Капитан давно уже стоял, крепко упёршись в палубу широко разбросанными ногами. Капитан ждал.

Только мотористы, скрытые в грохочущем чреве, были спокойны. Лошадям всё равно, кто там сверху и как там сверху; и чего орать — добавить так добавить, был бы приказ, а там хоть всё развались.

— А что потом? — вероятно, всё же спросите вы.

— А ничего, — отвечаем вам, — сейнер убежал от торпед.

Собака Баскервилей

Перед отбоем мы с Серёгой вышли подышать отрицательными ионами.

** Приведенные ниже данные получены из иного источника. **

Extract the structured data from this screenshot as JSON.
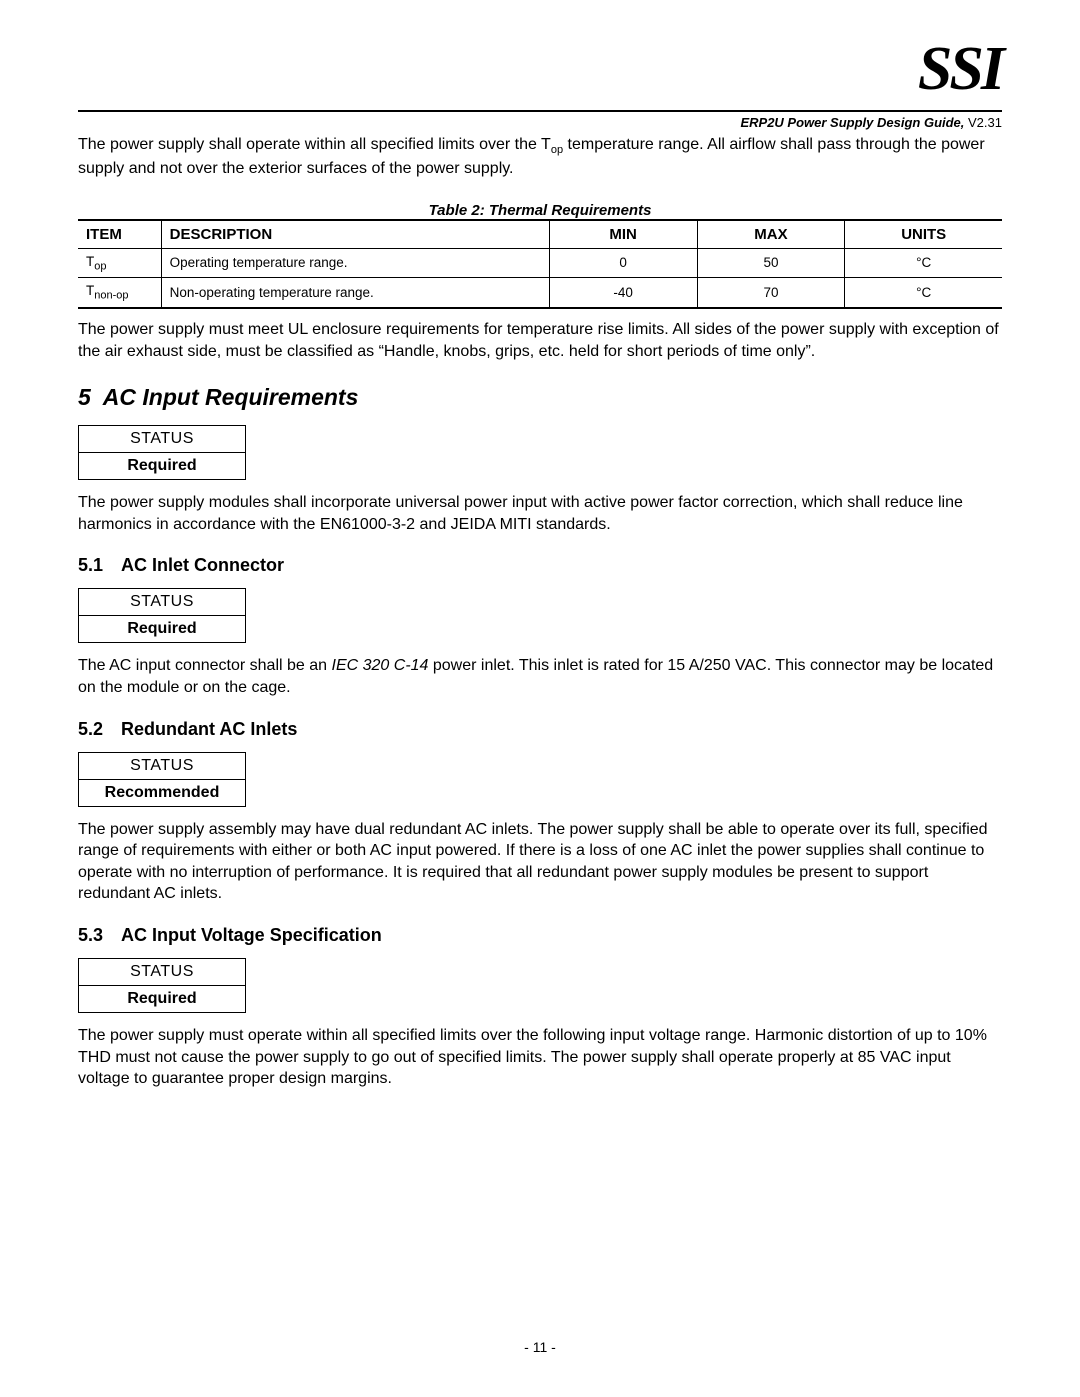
{
  "logo": "SSI",
  "doc_title_bold": "ERP2U Power Supply Design Guide, ",
  "doc_title_ver": "V2.31",
  "intro_para_pre": "The power supply shall operate within all specified limits over the T",
  "intro_para_sub": "op",
  "intro_para_post": " temperature range.  All airflow shall pass through the power supply and not over the exterior surfaces of the power supply.",
  "table2": {
    "caption": "Table 2:  Thermal Requirements",
    "headers": {
      "item": "ITEM",
      "desc": "DESCRIPTION",
      "min": "MIN",
      "max": "MAX",
      "units": "UNITS"
    },
    "rows": [
      {
        "item_pre": "T",
        "item_sub": "op",
        "desc": "Operating temperature range.",
        "min": "0",
        "max": "50",
        "units": "°C"
      },
      {
        "item_pre": "T",
        "item_sub": "non-op",
        "desc": "Non-operating temperature range.",
        "min": "-40",
        "max": "70",
        "units": "°C"
      }
    ]
  },
  "ul_para": "The power supply must meet UL enclosure requirements for temperature rise limits.  All sides of the power supply with exception of the air exhaust side, must be classified as “Handle, knobs, grips, etc. held for short periods of time only”.",
  "sec5": {
    "num": "5",
    "title": "AC Input Requirements",
    "status_label": "STATUS",
    "status_value": "Required",
    "para": "The power supply modules shall incorporate universal power input with active power factor correction, which shall reduce line harmonics in accordance with the EN61000-3-2 and JEIDA MITI standards."
  },
  "sec51": {
    "num": "5.1",
    "title": "AC Inlet Connector",
    "status_label": "STATUS",
    "status_value": "Required",
    "para_pre": "The AC input connector shall be an ",
    "para_italic": "IEC 320 C-14",
    "para_post": " power inlet.  This inlet is rated for 15 A/250 VAC.  This connector may be located on the module or on the cage."
  },
  "sec52": {
    "num": "5.2",
    "title": "Redundant AC Inlets",
    "status_label": "STATUS",
    "status_value": "Recommended",
    "para": "The power supply assembly may have dual redundant AC inlets.  The power supply shall be able to operate over its full, specified range of requirements with either or both AC input powered.  If there is a loss of one AC inlet the power supplies shall continue to operate with no interruption of performance.  It is required that all redundant power supply modules be present to support redundant AC inlets."
  },
  "sec53": {
    "num": "5.3",
    "title": "AC Input Voltage Specification",
    "status_label": "STATUS",
    "status_value": "Required",
    "para": "The power supply must operate within all specified limits over the following input voltage range.  Harmonic distortion of up to 10% THD must not cause the power supply to go out of specified limits.  The power supply shall operate properly at 85 VAC input voltage to guarantee proper design margins."
  },
  "page_number": "- 11 -"
}
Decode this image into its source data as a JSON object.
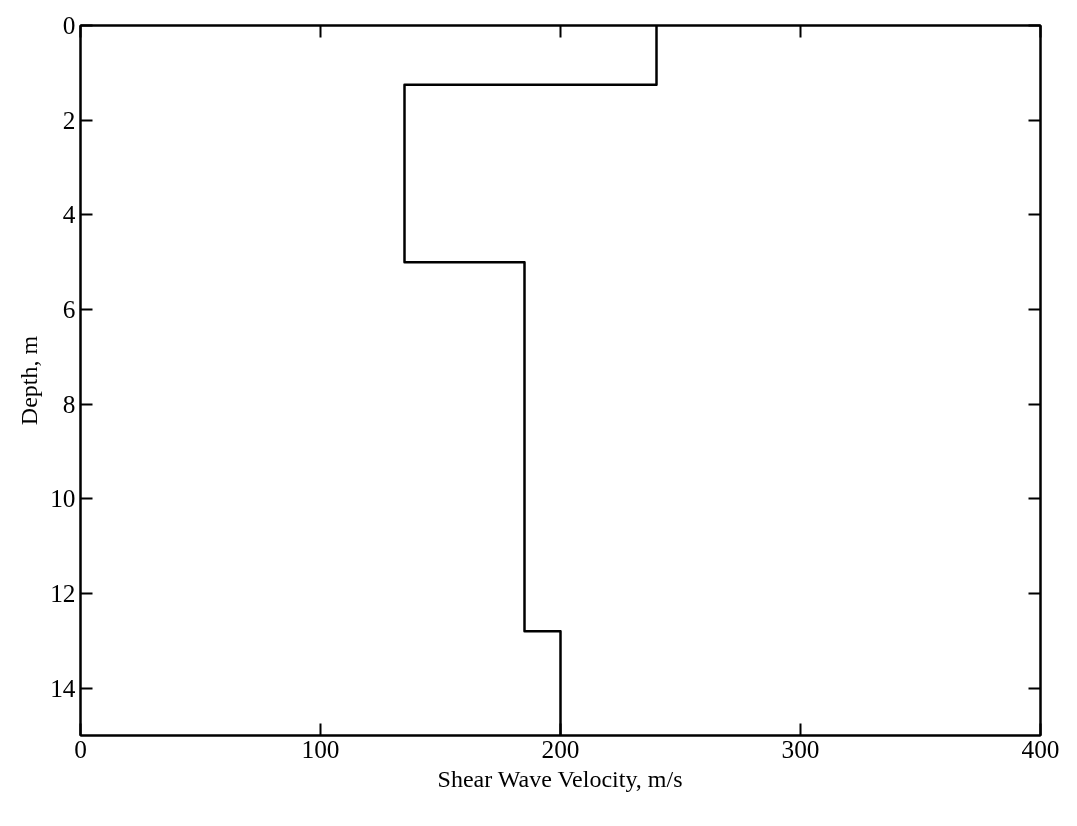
{
  "chart_data": {
    "type": "line",
    "xlabel": "Shear Wave Velocity, m/s",
    "ylabel": "Depth, m",
    "x": [
      240,
      240,
      135,
      135,
      185,
      185,
      200,
      200
    ],
    "values": [
      0,
      1.25,
      1.25,
      5,
      5,
      12.8,
      12.8,
      15
    ],
    "color": "#000000",
    "xlim": [
      0,
      400
    ],
    "xticks": [
      0,
      100,
      200,
      300,
      400
    ],
    "ylim": [
      15,
      0
    ],
    "yticks": [
      0,
      2,
      4,
      6,
      8,
      10,
      12,
      14
    ],
    "grid": false,
    "marker": "none",
    "line_style": "solid"
  }
}
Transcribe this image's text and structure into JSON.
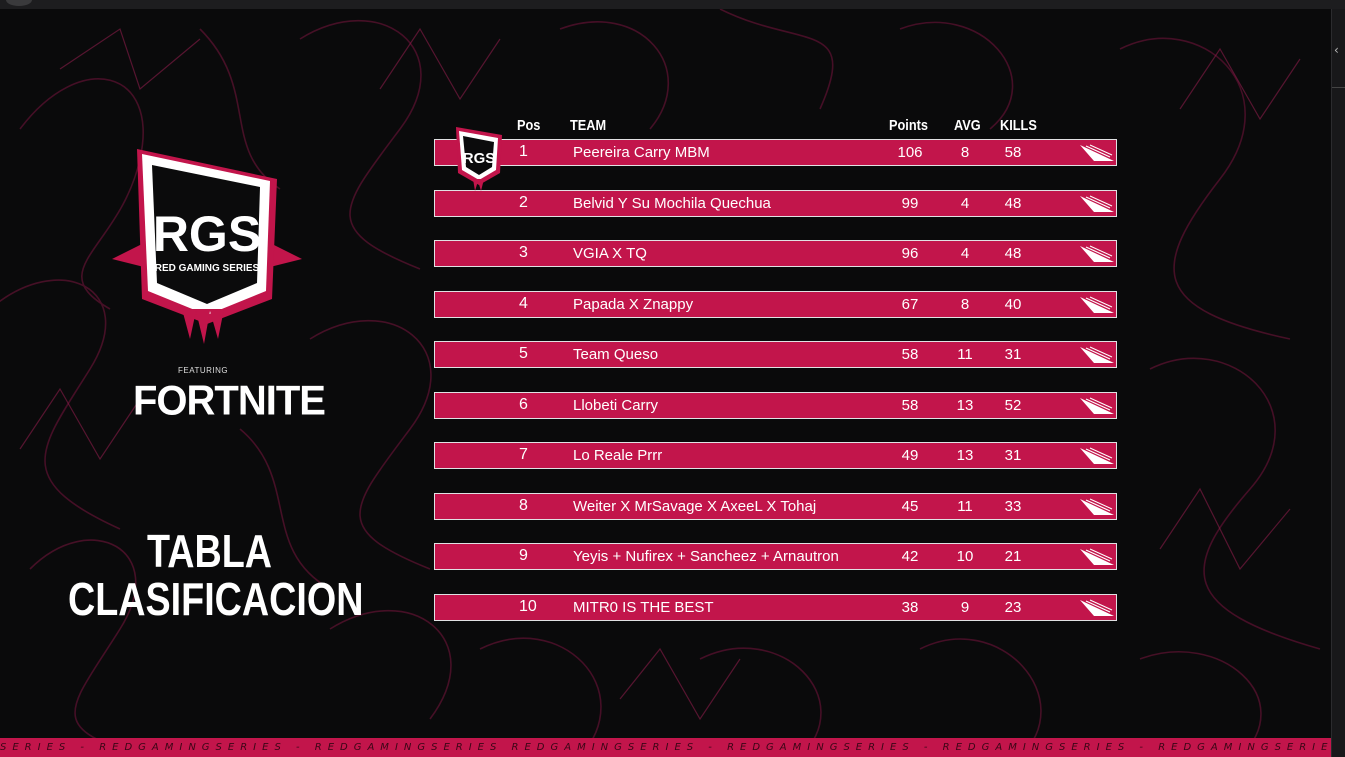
{
  "branding": {
    "logo_main": "RGS",
    "logo_sub": "RED GAMING SERIES",
    "featuring": "FEATURING",
    "game": "FORTNITE",
    "badge_text": "RGS"
  },
  "title": {
    "line1": "TABLA",
    "line2": "CLASIFICACION"
  },
  "table": {
    "headers": {
      "pos": "Pos",
      "team": "TEAM",
      "points": "Points",
      "avg": "AVG",
      "kills": "KILLS"
    },
    "rows": [
      {
        "pos": "1",
        "team": "Peereira Carry MBM",
        "points": "106",
        "avg": "8",
        "kills": "58"
      },
      {
        "pos": "2",
        "team": "Belvid Y Su Mochila Quechua",
        "points": "99",
        "avg": "4",
        "kills": "48"
      },
      {
        "pos": "3",
        "team": "VGIA X TQ",
        "points": "96",
        "avg": "4",
        "kills": "48"
      },
      {
        "pos": "4",
        "team": "Papada X Znappy",
        "points": "67",
        "avg": "8",
        "kills": "40"
      },
      {
        "pos": "5",
        "team": "Team Queso",
        "points": "58",
        "avg": "11",
        "kills": "31"
      },
      {
        "pos": "6",
        "team": "Llobeti Carry",
        "points": "58",
        "avg": "13",
        "kills": "52"
      },
      {
        "pos": "7",
        "team": "Lo Reale Prrr",
        "points": "49",
        "avg": "13",
        "kills": "31"
      },
      {
        "pos": "8",
        "team": "Weiter X MrSavage X AxeeL X Tohaj",
        "points": "45",
        "avg": "11",
        "kills": "33"
      },
      {
        "pos": "9",
        "team": "Yeyis + Nufirex + Sancheez + Arnautron",
        "points": "42",
        "avg": "10",
        "kills": "21"
      },
      {
        "pos": "10",
        "team": "MITR0 IS THE BEST",
        "points": "38",
        "avg": "9",
        "kills": "23"
      }
    ]
  },
  "footer": {
    "strip_text": "SERIES  -  REDGAMINGSERIES  -  REDGAMINGSERIES REDGAMINGSERIES  -  REDGAMINGSERIES  -  REDGAMINGSERIES  -  REDGAMINGSERIES"
  },
  "colors": {
    "accent": "#c2154b",
    "background": "#0a0a0b",
    "row_border": "#e1e1e3"
  },
  "icons": [
    "rgs-logo-icon",
    "rgs-badge-icon",
    "row-arrow-icon",
    "chevron-left-icon"
  ]
}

Боже! Какая чудная ночь! Воздух хрустальный; природа — как крылышки стрекозы: до того замерла, до того, зараза, хрупка и прозрачна. Чёрт побери! Так, чего доброго, и поэтом станешь!

— Серёга, дыши!

— Я дышу.

Тральщики ошвартованы к стенке, можно сказать, задней своей частью. Это наше с Серёгой место службы — тральщики бригады ОВРа.

ОВР — это охрана водного района. Как засунут в какой-нибудь «водный район», чтоб их, сука, всех из шкурки повытряхивало, — так месяцами берега не видим. Но теперь, слава Богу, мы у пирса. Теперь и залить в себя чего-нибудь не грех.

— Серёга, дыши.

— Я дышу.

Кстати о бабочках: мы с Серёгой пьём ещё очень умеренно. И после этого мы всегда следим за здоровьем. Мы вам не Малиновский, который однажды зимой так накушался, что всю ночь проспал в сугробе, а утром встал как ни в чём ни бывало — и на службу. И хоть бы что! Даже насморк не подхватил. О чём это говорит? О качестве сукна. Шинель у него из старого отцовского сукна. Лет десять носит. Малину теперь, наверное, в запас уволят. Ещё бы! Он же первого секретаря райкома в унитазе утопил: пришёл в доф пьяненький, а там возня с избирателями, — и захотел тут Малина. По дороге в гальюн встретил он какого-то мужика в гражданке — тот ему дверь загораживал. Взял Малина мужика за грудь одной рукой и молча окунул его в толчок. Оказался первый секретарь. Теперь уволят точно.

— Cерёга, ты дышишь?

— Дышу.

Господи, какой воздух! Вот так бы и простоял всю жизнь. Если б вы знали, как хорошо дышится после боевого траления! Часов восемь походишь с тралом, и совсем по-другому жизнь кушается. Особенно если тралишь боевые мины: идёшь и каждую секунду ждешь, что она под тобой рванет. Пальцы потом стакан не держат.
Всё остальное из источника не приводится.